In the fall, Hyland and camp staff developed a program to bring some of the oaks back.
"We had students just like you guys collect acorns last fall. We had them do a float test, where they were figuring out which acorns were viable and which ones were not," Hyland told the group. Healthy acorns sink. "And we put them into a plastic bag with a wet paper towel and we put them into a refrigerator to germinate."
Delicate white sprouts have emerged from the woody seeds. Each week, students dig small holes into a grassy lawn and place the acorns inside. The Roosevelt and Standley students took extra care to name their acorns, most after basketball players.
Rounds of fencing to protect the fresh plantings dot the camp. Hyland said campers have planted 5,000 acorns since the fall.
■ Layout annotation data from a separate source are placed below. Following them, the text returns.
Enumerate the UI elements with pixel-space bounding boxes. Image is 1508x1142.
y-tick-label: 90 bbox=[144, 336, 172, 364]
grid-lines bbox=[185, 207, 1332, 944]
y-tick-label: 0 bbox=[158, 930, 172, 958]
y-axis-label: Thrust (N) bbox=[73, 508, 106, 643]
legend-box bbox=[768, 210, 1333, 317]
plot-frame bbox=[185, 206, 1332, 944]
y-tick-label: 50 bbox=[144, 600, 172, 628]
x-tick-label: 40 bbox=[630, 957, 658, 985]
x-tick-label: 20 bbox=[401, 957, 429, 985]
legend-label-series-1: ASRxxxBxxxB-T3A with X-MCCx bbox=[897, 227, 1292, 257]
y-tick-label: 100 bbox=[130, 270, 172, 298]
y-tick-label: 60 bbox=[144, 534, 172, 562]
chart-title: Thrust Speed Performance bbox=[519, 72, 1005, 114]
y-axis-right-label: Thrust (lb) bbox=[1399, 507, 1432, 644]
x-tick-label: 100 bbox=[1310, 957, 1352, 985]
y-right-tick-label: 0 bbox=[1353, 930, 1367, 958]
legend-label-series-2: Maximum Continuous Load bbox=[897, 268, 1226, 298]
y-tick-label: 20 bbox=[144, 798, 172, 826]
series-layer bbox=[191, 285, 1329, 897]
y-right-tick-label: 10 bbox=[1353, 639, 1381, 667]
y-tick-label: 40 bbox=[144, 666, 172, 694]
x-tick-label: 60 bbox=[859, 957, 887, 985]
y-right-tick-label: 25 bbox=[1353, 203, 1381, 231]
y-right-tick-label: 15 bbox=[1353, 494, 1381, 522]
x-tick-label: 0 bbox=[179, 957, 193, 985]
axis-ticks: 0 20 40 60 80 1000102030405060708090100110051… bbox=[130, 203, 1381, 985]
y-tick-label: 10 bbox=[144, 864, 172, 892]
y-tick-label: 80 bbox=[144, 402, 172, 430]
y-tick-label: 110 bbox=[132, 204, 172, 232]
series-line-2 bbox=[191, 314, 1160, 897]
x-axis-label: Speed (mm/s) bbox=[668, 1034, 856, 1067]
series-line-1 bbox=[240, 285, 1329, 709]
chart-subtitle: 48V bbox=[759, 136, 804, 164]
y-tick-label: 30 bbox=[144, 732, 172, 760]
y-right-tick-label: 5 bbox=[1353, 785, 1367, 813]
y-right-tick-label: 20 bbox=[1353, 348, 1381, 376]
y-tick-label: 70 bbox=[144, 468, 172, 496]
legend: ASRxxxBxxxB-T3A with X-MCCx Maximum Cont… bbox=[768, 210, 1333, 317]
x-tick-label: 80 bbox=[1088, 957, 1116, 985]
He said he hopes 500 survive.
But Hyland said even more important is that the lesson's message sticks.
"There's a really fascinating world out there and they are a part of it," Hyland said. "It's a system that they are integrated in and it's in trouble and it needs to be managed. So without the next generation, or future generations, using this information to make decisions, our programs won't continue on into the future."
Students learned that the oak is a keystone species, meaning that its ecosystem would fail without it. Mountain lions eat the deer that eat the acorns. Squirrels replenish the tree system when they bury acorns.
"It's really interesting and also kind of sad, because the oak tree is the key element for nature and all the forest, and we want to keep that alive so we can have things to look at and see," said 12-year-old Roosevelt student Teagan Brokaw. She and her classmate picked a spot near a large rock, hoping it would help them find the tree as adults.
To wrap up the lesson, the students got a close-up look at a Western Screech Owl. It's one of three owl species still present in Cuyamaca Rancho State Park. Hyland said two others, the California Spotted Owl and Saw-whet owl, haven't been seen for some time because of tree loss.
Hyland said the Goldspotted Oak Borer that decimated their habitat isn't going anywhere, but that the new trees might fend them off long enough to reproduce. The beetles prefer the old-growth oaks that dominated the county's hillsides before the die-off.
Hyland's work with the campers isn't just planting trees, it's an experiment in saving the forest.